1 ¼ cup distilled white vinegar
½ cup water
1 tbls mustard seed
1 tsp coriander seed
1 ½ cup small sweet yellow peppers, chopped
4-6 garlic cloves, smashed
2x2-inch piece fresh ginger, chopped
½ cup honey
¼+ cup maple syrup
1 medium yellow onion, chopped
5-6 fresh serrano peppers, chopped
10-12 pickled habaneros with pickling juice
2 heaping tbls fermented hot pepper pulp
1 mango, peeled & seed core removed
½ tsp fish sauce
1 ½ tsp sea salt
1. Simmer first 13 ingredients (up to and including the fermented hot pepper pulp) in sauce pan for approximately 10 minutes. Allow to cool enough to be safe in a food processor.
2. You're going to use the food processor now, so figure out how many batches you'll need to divide the sauce in order to process it all. You don't want to do too much at one time. For my processor I did it in 3 batches. Peel and chunk up the mango and banana and divide that into the number of batches you're going to process (again, it was three for me). Add the appropriate amount of mango and banana to each batch and pulse until liquified. Return to sauce pan.

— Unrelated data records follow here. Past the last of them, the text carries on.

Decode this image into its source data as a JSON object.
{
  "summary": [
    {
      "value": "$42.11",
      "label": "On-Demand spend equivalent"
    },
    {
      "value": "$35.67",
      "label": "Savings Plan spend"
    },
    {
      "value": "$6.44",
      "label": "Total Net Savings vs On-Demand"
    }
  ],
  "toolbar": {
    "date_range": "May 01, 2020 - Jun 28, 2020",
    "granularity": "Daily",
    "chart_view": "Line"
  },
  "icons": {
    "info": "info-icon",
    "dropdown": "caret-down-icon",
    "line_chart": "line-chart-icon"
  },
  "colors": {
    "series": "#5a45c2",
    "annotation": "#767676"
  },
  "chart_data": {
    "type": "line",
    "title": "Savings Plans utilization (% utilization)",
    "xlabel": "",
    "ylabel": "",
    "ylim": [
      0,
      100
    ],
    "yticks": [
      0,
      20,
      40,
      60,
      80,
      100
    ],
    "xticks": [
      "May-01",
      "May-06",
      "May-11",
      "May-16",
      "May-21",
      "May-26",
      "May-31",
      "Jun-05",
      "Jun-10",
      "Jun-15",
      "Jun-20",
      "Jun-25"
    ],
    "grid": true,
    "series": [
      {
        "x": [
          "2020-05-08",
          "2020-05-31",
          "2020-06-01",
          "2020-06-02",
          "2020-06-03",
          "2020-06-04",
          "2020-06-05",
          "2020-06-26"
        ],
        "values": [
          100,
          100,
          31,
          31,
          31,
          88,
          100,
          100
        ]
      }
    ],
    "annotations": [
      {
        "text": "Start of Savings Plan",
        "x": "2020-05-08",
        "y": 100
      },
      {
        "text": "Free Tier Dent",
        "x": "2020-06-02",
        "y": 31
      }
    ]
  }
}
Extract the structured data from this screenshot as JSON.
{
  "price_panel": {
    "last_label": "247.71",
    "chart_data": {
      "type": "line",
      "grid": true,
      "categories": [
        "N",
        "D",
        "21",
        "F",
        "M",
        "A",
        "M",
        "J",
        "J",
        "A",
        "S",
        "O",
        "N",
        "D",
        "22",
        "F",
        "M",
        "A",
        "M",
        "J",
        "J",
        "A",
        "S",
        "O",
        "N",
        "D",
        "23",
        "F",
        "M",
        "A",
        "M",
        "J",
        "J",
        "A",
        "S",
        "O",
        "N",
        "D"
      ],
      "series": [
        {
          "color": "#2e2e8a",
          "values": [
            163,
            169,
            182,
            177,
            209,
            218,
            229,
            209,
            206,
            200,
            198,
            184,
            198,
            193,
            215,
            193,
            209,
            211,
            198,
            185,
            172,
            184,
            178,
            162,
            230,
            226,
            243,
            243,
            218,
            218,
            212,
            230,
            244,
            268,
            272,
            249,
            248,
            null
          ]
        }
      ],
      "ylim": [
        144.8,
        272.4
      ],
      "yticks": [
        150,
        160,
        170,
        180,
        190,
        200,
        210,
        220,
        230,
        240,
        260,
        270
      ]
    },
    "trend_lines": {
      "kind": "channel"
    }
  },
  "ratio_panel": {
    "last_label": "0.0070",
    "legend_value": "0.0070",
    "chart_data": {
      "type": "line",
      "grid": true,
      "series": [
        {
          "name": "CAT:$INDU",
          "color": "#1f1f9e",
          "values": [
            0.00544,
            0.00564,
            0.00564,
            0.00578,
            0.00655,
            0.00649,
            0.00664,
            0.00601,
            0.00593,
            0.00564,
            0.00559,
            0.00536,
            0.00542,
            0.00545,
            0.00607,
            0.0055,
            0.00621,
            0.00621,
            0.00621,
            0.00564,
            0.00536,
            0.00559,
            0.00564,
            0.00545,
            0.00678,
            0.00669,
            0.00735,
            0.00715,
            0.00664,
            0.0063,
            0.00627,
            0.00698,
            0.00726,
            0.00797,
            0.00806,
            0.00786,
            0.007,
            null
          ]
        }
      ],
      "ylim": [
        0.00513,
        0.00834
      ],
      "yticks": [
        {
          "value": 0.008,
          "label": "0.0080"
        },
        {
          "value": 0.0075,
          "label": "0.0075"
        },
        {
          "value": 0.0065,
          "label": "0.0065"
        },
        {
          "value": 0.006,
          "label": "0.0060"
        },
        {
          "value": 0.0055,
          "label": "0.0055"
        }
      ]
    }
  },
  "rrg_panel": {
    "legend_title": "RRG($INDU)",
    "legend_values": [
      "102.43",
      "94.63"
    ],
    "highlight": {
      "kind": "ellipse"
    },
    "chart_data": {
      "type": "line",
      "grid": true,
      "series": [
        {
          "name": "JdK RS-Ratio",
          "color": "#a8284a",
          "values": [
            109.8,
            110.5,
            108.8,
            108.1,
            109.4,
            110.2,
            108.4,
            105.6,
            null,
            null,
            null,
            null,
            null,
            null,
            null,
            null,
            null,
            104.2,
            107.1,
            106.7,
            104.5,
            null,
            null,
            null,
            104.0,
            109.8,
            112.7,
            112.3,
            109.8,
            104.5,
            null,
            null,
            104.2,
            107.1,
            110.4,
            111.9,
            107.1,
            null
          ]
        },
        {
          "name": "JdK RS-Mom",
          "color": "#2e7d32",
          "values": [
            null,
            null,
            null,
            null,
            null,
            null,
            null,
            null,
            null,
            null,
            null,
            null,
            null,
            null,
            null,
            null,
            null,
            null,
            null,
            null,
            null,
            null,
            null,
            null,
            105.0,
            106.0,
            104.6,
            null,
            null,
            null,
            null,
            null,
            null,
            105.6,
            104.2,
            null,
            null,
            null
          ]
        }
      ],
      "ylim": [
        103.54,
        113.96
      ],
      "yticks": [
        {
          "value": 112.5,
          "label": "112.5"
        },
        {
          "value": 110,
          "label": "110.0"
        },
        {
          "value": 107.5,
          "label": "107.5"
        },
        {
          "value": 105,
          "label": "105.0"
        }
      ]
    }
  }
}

3. Add the fish sauce and salt. Mix in thoroughly.
4. Fill sterile bottles with the hot sauce and store in refrigerator. I save and re-use old hot sauce, kombucha and other similar bottles for this very purpose.
note: I like my sauce to have a little thickness and texture to it. If you're one who prefers a silky, Tabasco-like sauce you can strain out the little chunky bits (and you might want to save that pulp for another batch down the road).